NORTHAMPTON — The annual Back Porch Festival is returning to downtown Northampton for its 11th year from Friday, March 7 to Sunday, March 9 and is set for another rocking weekend that brings more than 60 bands to over 10 of the city’s diverse downtown venues.
Presenting the festival is a partnership between Signature Sounds and the Parlor Room Collective. The Back Porch Festival was founded in 2014 as a one-day event at the Academy of Music Theater in Northampton. It has since grown to a multi-venue event featuring the best in American roots music. Each year the festival includes a live broadcast of the Back Porch radio show form the Parlor Room before a live audience.
Back Porch Radio host Jim Olsen has been on the airwaves of WRSI since 1984, serving as the station’s program and music director from 1985-1996. When the station moved to Northampton in 1996 and became 93.9 The River, the Back Porch came with it.
The program’s eclectic mix of new and classic country, bluegrass, folk, blues and all forms of American roots music celebrates 30 years next year. Olsen told Reminder Publishing the event was born when he and other organizers looked to produce a concert for the community.
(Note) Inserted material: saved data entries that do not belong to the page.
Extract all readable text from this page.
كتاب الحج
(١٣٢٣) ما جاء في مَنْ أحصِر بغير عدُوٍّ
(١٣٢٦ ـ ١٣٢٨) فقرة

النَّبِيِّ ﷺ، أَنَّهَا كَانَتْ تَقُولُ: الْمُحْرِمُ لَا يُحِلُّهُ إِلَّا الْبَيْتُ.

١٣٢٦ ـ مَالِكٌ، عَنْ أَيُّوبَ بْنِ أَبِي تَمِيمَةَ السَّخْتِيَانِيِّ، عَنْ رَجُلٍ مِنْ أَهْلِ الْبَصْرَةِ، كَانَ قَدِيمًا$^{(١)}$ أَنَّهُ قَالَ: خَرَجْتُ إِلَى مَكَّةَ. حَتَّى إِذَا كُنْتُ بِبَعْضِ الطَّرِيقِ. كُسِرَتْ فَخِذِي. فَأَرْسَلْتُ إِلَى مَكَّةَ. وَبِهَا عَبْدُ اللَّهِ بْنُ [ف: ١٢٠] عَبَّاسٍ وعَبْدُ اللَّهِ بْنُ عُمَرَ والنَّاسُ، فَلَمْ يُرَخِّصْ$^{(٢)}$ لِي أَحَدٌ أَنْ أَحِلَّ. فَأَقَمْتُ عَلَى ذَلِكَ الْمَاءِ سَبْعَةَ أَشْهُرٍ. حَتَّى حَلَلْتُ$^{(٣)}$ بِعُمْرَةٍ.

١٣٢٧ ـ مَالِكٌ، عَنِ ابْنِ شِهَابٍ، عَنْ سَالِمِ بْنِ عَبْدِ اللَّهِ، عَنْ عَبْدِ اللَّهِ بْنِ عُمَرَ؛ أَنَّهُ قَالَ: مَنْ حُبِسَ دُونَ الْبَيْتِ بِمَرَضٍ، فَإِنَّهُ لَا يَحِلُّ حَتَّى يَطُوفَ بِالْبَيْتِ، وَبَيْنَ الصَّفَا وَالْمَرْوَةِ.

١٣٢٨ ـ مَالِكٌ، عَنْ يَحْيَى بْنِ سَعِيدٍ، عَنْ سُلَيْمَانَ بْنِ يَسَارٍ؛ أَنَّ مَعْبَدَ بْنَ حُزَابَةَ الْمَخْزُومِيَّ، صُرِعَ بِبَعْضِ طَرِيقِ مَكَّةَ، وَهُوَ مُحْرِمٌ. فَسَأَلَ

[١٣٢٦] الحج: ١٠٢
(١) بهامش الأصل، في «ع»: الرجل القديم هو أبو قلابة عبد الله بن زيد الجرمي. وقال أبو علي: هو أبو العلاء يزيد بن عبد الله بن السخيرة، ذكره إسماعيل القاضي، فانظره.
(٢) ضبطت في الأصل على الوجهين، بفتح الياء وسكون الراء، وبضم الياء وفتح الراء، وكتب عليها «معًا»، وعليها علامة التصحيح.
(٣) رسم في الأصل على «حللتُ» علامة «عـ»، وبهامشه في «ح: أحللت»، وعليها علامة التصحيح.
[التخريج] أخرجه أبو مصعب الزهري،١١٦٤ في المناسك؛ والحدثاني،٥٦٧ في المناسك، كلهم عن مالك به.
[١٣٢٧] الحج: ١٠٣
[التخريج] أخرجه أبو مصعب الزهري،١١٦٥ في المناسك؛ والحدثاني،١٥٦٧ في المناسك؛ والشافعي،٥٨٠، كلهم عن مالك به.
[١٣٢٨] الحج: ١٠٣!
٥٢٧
When the booked act ended up canceling last minute, organizers improvised and turned the single show into a split performances between three different artists.
“That was sort of the beginning,” said Olsen. “We sort of grew it slowly over the next few years before the pandemic. It was basically three shows at the Academy over a weekend and some side shows in a couple of clubs around town. But it didn’t grow into what it is now until after the pandemic, when we really took it and grew it into a real music festival with tent venues.”
Olsen said the expansion out of COVID-19 made a lot of sense in terms of getting the community back out and together during a citywide event and it also was the logical evolution of the festival.
“When we were doing it just as separately ticketed concerts, people would choose one or two to go to and it didn’t really feel like a festival, and we really were trying to create the idea of doing it as a proper festival and having all these venues helping really expand it. It’s just so fun and it comes in March at a time when everything’s dead, people are just sick of being inside and want to get out and it makes for a really great vibe. It’s a lot of fun to be able to bob around town, see different things, run into your friends, it just really works well.”
The only multi-day festival to take place this winter in New England, the Back Porch Festival will kick off with an all-star tribute to Neil Young on March 7 at the Academy of Music. Past songwriter nights have paid tribute to legends like Willie Nelson, Townes Van Zandt, Dolly Parton and John Prine, and guest artists will be announced soon.
Headlining the second day of the weekend is the Back Porch Bluegrass Spectacular with The Travelin’ McCourys, an acclaimed quintet taking traditional bluegrass and carving innovative pathways into 21st century music, The Sam Grisman Project paying tribute to the musical legacy of Sam’s father David Grisman and Jerry Garcia, and East Grass Nash. The big closing act of the weekend will be Lucinda Williams at the Academy of Music Sunday night.
When it came to booking artists, Olsen explained he looks for a good mixture of national touring acts and local acts.
“It’s a mix of about 60% national touring artists and then 40% local and regional artists so it’s a great thing for us,” Olsen said.
Olsen added the event brings much additional business to downtown whether its through shops or restaurants during Back Porch as around 4,000 tickets are sold for the event. He added at its core, the event is a celebration of Northampton’s music and arts culture and showcases acts nationally and locally.
“Northampton has always been a terrific music town. I moved here originally in 1984 and there’s always been all these venues and all this music going on,” said Olsen. “It’s a really big part of the town’s identity and it really speaks a lot for this wonderful place we live in, that a town this size can support so much music, so we really wanted to celebrate that and I think a festival, particularly one that’s kind of at a dead time of year, is just great and is a feather in the cap for the town. It’s just a really unique, unusual event that spotlights Northampton in a great way.”